If you find this whole endeavor time-consuming and challenging to remember, consider a reputable and solid password manager. These tools will help you generate a random and strong password for all your user accounts. They’ll also store the passwords for you so you won’t have to remember each one.

Implement Multi-factor authentication (MFA) for Your User Accounts

MFA adds an extra layer of security by requiring users to provide multiple forms of verification or information before they can proceed to visit the website or gain access to an account.

If you’ve visited a website before and had to complete a challenge (i.e., to choose similar pictures like bridges and traffic lights) to proceed to the website, you have a rough idea of what an authentication system looks like.

You might be required to enter a code sent to an email, or answer a secret question, or scan a fingerprint. Enabling MFA significantly reduces the risk of unauthorized access.

Review Your Access Control and User Permissions

If you are not the only one accessing your business/ website accounts, you might need to reconsider your access control and user permissions. Not all users require the same level of access.

For instance, for users with temporary needs, consider granting time-limited access rather than granting permanent permissions. This reduces the risk associated with long-term access.

Backup and Disaster Recovery

Most of the time, how you act in the first few moments after a data breach could determine how the whole situation will play out. And while most people ignore data backups and disaster management, it’s essential to avoid data loss or corruption.

Losing critical data due to cyberattacks can have lasting and expensive consequences for your website. Data backups serve as a shield against data loss, in the event of a cyberattack, accidental deletion, or hardware failure.

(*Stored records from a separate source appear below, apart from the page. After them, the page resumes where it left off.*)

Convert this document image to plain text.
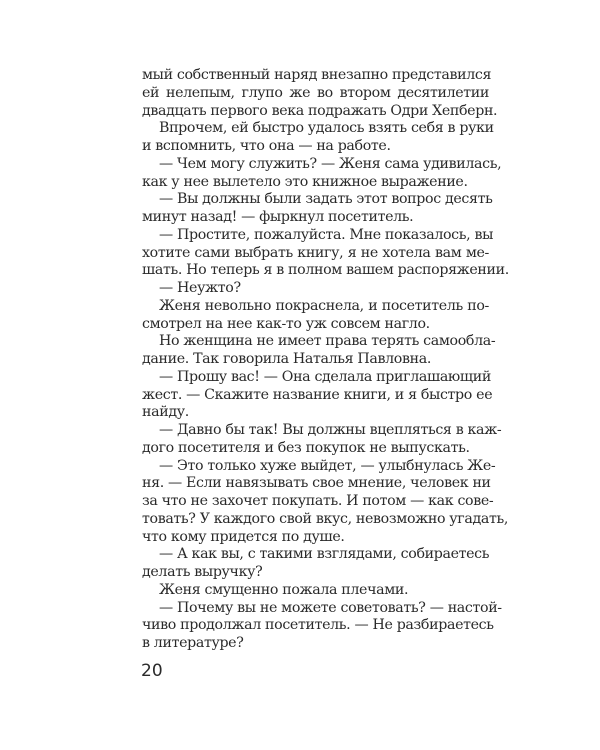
мый собственный наряд внезапно представился
ей нелепым, глупо же во втором десятилетии
двадцать первого века подражать Одри Хепберн.
Впрочем, ей быстро удалось взять себя в руки
и вспомнить, что она — на работе.
— Чем могу служить? — Женя сама удивилась,
как у нее вылетело это книжное выражение.
— Вы должны были задать этот вопрос десять
минут назад! — фыркнул посетитель.
— Простите, пожалуйста. Мне показалось, вы
хотите сами выбрать книгу, я не хотела вам ме-
шать. Но теперь я в полном вашем распоряжении.
— Неужто?
Женя невольно покраснела, и посетитель по-
смотрел на нее как-то уж совсем нагло.
Но женщина не имеет права терять самообла-
дание. Так говорила Наталья Павловна.
— Прошу вас! — Она сделала приглашающий
жест. — Скажите название книги, и я быстро ее
найду.
— Давно бы так! Вы должны вцепляться в каж-
дого посетителя и без покупок не выпускать.
— Это только хуже выйдет, — улыбнулась Же-
ня. — Если навязывать свое мнение, человек ни
за что не захочет покупать. И потом — как сове-
товать? У каждого свой вкус, невозможно угадать,
что кому придется по душе.
— А как вы, с такими взглядами, собираетесь
делать выручку?
Женя смущенно пожала плечами.
— Почему вы не можете советовать? — настой-
чиво продолжал посетитель. — Не разбираетесь
в литературе?
20
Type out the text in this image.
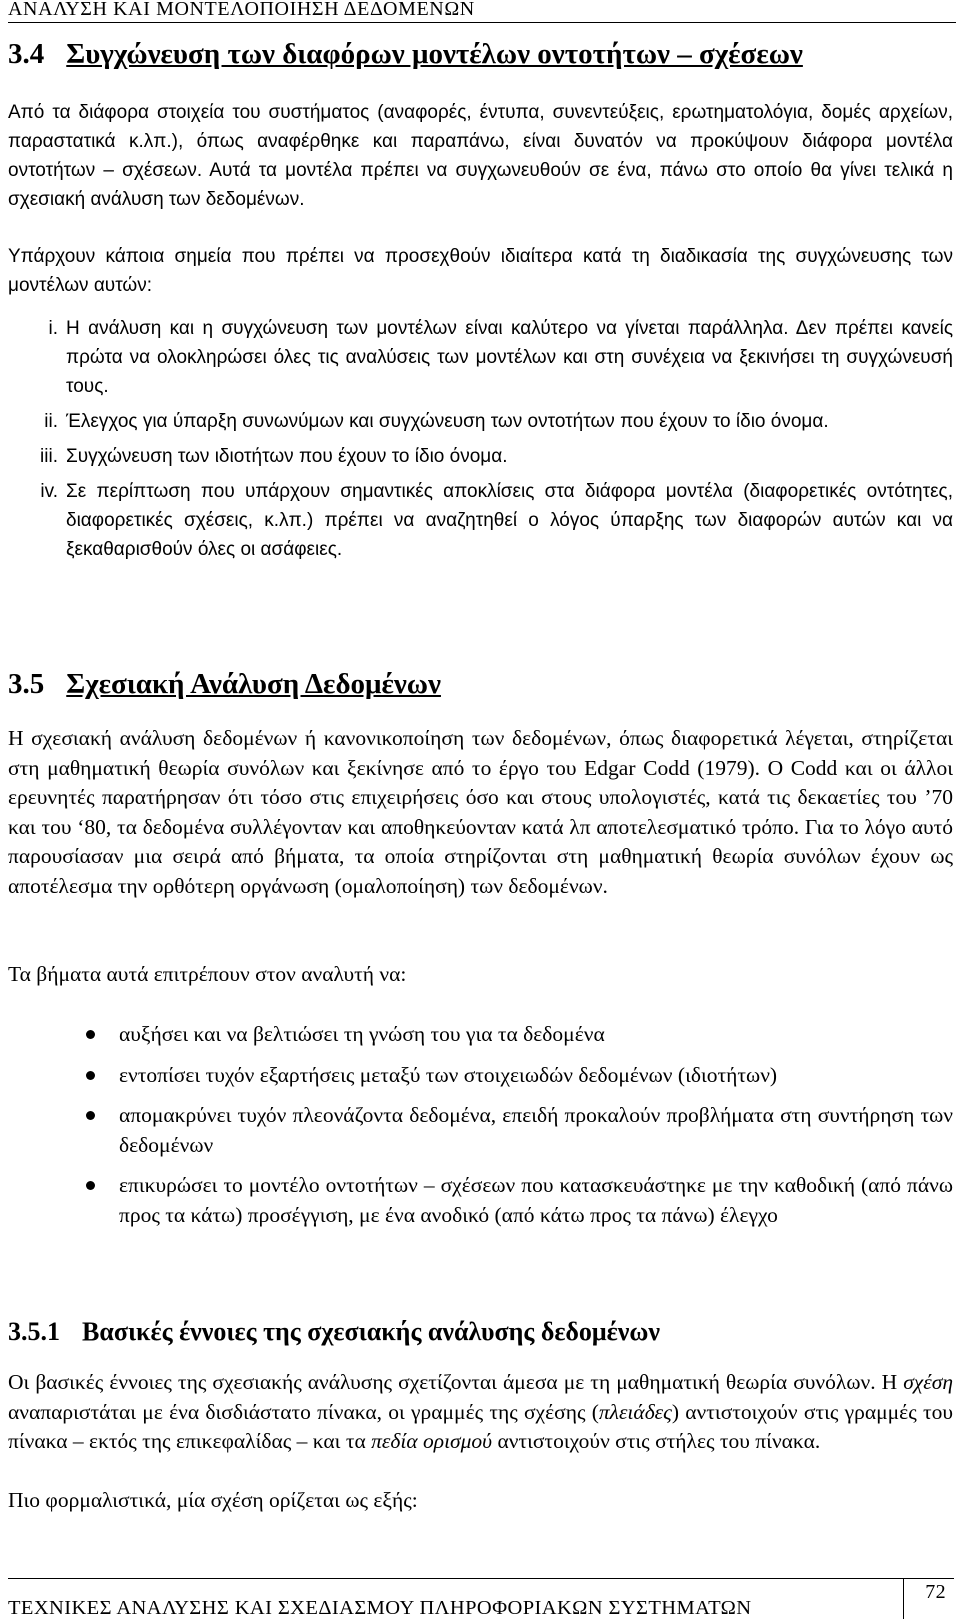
ΑΝΑΛΥΣΗ ΚΑΙ ΜΟΝΤΕΛΟΠΟΙΗΣΗ ΔΕΔΟΜΕΝΩΝ
3.4 Συγχώνευση των διαφόρων μοντέλων οντοτήτων – σχέσεων

Από τα διάφορα στοιχεία του συστήματος (αναφορές, έντυπα, συνεντεύξεις, ερωτηματολόγια, δομές αρχείων, παραστατικά κ.λπ.), όπως αναφέρθηκε και παραπάνω, είναι δυνατόν να προκύψουν διάφορα μοντέλα οντοτήτων – σχέσεων. Αυτά τα μοντέλα πρέπει να συγχωνευθούν σε ένα, πάνω στο οποίο θα γίνει τελικά η σχεσιακή ανάλυση των δεδομένων.

Υπάρχουν κάποια σημεία που πρέπει να προσεχθούν ιδιαίτερα κατά τη διαδικασία της συγχώνευσης των μοντέλων αυτών:

i. Η ανάλυση και η συγχώνευση των μοντέλων είναι καλύτερο να γίνεται παράλληλα. Δεν πρέπει κανείς πρώτα να ολοκληρώσει όλες τις αναλύσεις των μοντέλων και στη συνέχεια να ξεκινήσει τη συγχώνευσή τους.
ii. Έλεγχος για ύπαρξη συνωνύμων και συγχώνευση των οντοτήτων που έχουν το ίδιο όνομα.
iii. Συγχώνευση των ιδιοτήτων που έχουν το ίδιο όνομα.
iv. Σε περίπτωση που υπάρχουν σημαντικές αποκλίσεις στα διάφορα μοντέλα (διαφορετικές οντότητες, διαφορετικές σχέσεις, κ.λπ.) πρέπει να αναζητηθεί ο λόγος ύπαρξης των διαφορών αυτών και να ξεκαθαρισθούν όλες οι ασάφειες.
3.5 Σχεσιακή Ανάλυση Δεδομένων

Η σχεσιακή ανάλυση δεδομένων ή κανονικοποίηση των δεδομένων, όπως διαφορετικά λέγεται, στηρίζεται στη μαθηματική θεωρία συνόλων και ξεκίνησε από το έργο του Edgar Codd (1979). O Codd και οι άλλοι ερευνητές παρατήρησαν ότι τόσο στις επιχειρήσεις όσο και στους υπολογιστές, κατά τις δεκαετίες του ’70 και του ‘80, τα δεδομένα συλλέγονταν και αποθηκεύονταν κατά λπ αποτελεσματικό τρόπο. Για το λόγο αυτό παρουσίασαν μια σειρά από βήματα, τα οποία στηρίζονται στη μαθηματική θεωρία συνόλων έχουν ως αποτέλεσμα την ορθότερη οργάνωση (ομαλοποίηση) των δεδομένων.

Τα βήματα αυτά επιτρέπουν στον αναλυτή να:

αυξήσει και να βελτιώσει τη γνώση του για τα δεδομένα
εντοπίσει τυχόν εξαρτήσεις μεταξύ των στοιχειωδών δεδομένων (ιδιοτήτων)
απομακρύνει τυχόν πλεονάζοντα δεδομένα, επειδή προκαλούν προβλήματα στη συντήρηση των δεδομένων
επικυρώσει το μοντέλο οντοτήτων – σχέσεων που κατασκευάστηκε με την καθοδική (από πάνω προς τα κάτω) προσέγγιση, με ένα ανοδικό (από κάτω προς τα πάνω) έλεγχο
3.5.1 Βασικές έννοιες της σχεσιακής ανάλυσης δεδομένων

Οι βασικές έννοιες της σχεσιακής ανάλυσης σχετίζονται άμεσα με τη μαθηματική θεωρία συνόλων. Η σχέση αναπαριστάται με ένα δισδιάστατο πίνακα, οι γραμμές της σχέσης (πλειάδες) αντιστοιχούν στις γραμμές του πίνακα – εκτός της επικεφαλίδας – και τα πεδία ορισμού αντιστοιχούν στις στήλες του πίνακα.

Πιο φορμαλιστικά, μία σχέση ορίζεται ως εξής:

ΤΕΧΝΙΚΕΣ ΑΝΑΛΥΣΗΣ ΚΑΙ ΣΧΕΔΙΑΣΜΟΥ ΠΛΗΡΟΦΟΡΙΑΚΩΝ ΣΥΣΤΗΜΑΤΩΝ
72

Keep Learning and Training Your Staff about Cybersecurity

As the saying goes, learning never stops. And this phrase couldn’t be more applicable in this context, as about a million malware-related programs are released daily. Cybercriminals are always evolving and adapting to changes in the online world.

And for this reason, it’s advisable to always stay on top of changes or advancements in cybersecurity to keep you a step ahead of online terrorists.

Extend this learning to your staff and employees. This is very important as employee emails and employee accounts are some of the most popular channels that cybercriminals use to gain access to business accounts and websites.

They achieve this by using phishing scams, the most prevalent and effective way of hacking user accounts. Learning how to recognize and avoid phishing scams is an effective way to prevent online thugs from accessing your passwords, account numbers, or social security numbers.

In Conclusion

Websites have become essential for all businesses or organizations, especially those that require online visibility. But cybercriminals and hackers are also cognisant of this need. They are constantly making attempts to gain access to websites for the sole purpose of stealing data or compromising the same.

Fortunately, cyberattacks can be prevented. You can secure your website using web app firewalls, strong passwords, antivirus software, multifactor authentication systems, and ensuring your apps and plugins are up to date.